The surface of Mars may still hold water - albeit the saltiest variety possible - according to scientists, after Nasa's Curiosity rover found evidence of liquid brine on the planet.
Researchers have detected the presence of a chemical substance in the Martian soil that absorbs water vapour from the atmosphere to form a brine that remains a liquid even when temperatures fall below the freezing point of water.
Although liquid water is deemed essential for life, the researchers said the discovery had no immediate implications for the possible existence of microbial life forms on Mars, as cosmic radiation would make it too hazardous for living organisms to survive. But they said future missions to Mars would have to consider taking precautions against any salt water in the Martian soil, as the brine could be "very corrosive" and could eat into any permanent structures built on the surface.
There is now overwhelming evidence that rivers and lakes once existed on Mars many hundreds of millions of years in the past, but that most of this water was lost into space.

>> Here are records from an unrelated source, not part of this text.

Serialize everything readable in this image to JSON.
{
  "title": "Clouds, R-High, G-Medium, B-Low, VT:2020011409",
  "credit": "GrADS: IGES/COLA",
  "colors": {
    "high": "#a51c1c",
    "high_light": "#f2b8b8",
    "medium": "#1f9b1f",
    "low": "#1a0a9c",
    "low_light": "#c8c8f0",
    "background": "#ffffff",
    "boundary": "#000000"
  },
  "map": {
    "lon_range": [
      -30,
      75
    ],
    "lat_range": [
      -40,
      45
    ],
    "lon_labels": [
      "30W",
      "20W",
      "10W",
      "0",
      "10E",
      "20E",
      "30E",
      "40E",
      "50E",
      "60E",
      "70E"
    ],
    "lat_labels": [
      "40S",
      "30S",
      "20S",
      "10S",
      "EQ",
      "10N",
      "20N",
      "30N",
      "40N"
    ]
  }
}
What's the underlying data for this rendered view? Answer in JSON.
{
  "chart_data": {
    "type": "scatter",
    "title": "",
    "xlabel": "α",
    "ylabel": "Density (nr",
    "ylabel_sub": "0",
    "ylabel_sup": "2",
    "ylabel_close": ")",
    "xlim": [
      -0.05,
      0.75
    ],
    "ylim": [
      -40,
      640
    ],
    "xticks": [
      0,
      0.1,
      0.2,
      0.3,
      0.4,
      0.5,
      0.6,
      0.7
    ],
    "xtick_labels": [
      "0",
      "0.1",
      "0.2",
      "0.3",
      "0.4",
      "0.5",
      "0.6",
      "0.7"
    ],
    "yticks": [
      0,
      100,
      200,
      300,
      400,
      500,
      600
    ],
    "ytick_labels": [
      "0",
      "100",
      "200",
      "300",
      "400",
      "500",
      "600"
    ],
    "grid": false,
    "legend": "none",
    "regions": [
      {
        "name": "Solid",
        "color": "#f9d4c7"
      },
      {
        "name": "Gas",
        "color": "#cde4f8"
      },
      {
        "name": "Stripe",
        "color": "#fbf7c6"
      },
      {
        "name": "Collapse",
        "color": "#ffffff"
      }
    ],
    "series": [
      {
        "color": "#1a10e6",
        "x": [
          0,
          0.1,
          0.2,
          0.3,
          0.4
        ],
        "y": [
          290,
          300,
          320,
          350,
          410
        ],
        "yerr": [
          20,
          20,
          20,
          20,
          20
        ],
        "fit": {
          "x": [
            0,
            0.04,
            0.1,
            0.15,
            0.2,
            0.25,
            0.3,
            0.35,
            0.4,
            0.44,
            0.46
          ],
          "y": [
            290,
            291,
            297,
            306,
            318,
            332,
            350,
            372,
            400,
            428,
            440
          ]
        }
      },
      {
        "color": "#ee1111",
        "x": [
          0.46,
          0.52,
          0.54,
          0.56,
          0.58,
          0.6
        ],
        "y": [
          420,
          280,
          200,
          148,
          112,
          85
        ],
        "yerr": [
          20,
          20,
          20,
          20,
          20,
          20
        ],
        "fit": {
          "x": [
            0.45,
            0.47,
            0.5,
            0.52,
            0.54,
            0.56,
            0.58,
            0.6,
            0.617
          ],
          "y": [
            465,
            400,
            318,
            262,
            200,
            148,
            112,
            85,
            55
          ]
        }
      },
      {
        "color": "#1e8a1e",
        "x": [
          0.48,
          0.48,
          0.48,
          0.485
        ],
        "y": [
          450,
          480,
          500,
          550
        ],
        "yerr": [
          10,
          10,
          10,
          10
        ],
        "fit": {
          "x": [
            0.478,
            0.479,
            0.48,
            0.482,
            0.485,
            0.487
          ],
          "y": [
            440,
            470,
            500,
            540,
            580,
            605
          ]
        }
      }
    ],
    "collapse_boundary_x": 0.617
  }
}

Scientists estimate that Mars had about seven times as much water 4.5 billion years ago as it does now, but this disappeared when the planet lost its protective magnetic field.
However, the Curiosity rover, which has been exploring the Gale crater on Mars just south of the equator since 2012, has discovered evidence for the existence of water vapour in the Martian atmosphere which can be absorbed by a perchlorate substance on the planet's surface to form a salty brine which acts as an antifreeze.
"We have discovered calcium perchlorate in the soil and, under the right conditions, it absorbs water vapour from the atmosphere," said Morten Madsen of the Niels Bohr Institute at the University of Copenhagen, who was part of the research team that analysed the Curiosity data.
"Our measurements from the Curiosity rover's weather monitoring station show that these conditions exist at night and just after sunrise in the winter.
"Based on measurements of humidity and temperature at a height of 1.6m and at the surface of the planet, we can estimate the amount of water that is absorbed.
"When night falls, some of the water vapour in the atmosphere condenses as frost, but calcium perchlorate is very absorbent and it forms a brine with the water, so the freezing point is lowered and the frost can turn into a liquid.
"The soil is porous so what we are seeing is the water seeps down through the soil. Over time, other salts may dissolve in the soil and now they are liquid, they can move and precipitate elsewhere under the surface."
The study, published in the journal Nature Geoscience, suggests that in the past there was a large standing lake filling the Gale crater, which would account for the layers of sediments detected by Curiosity.
"The sediment plates on the bottom are level, so everything indicates that the entire Gale crater may have been a large lake," Professor Madsen said.
• There is evidence that rivers and lakes once existed on Mars many hundreds of millions of years ago.
• Scientists estimate that Mars had about seven times as much water 4.5 billion years ago.
• It disappeared when the planet lost its protective magnetic field.
• Curiosity rover has discovered evidence for the existence of water vapour in the Martian atmosphere.
• This can be absorbed by a perchlorate substance on the planet's surface to form a salty brine which acts as an antifreeze.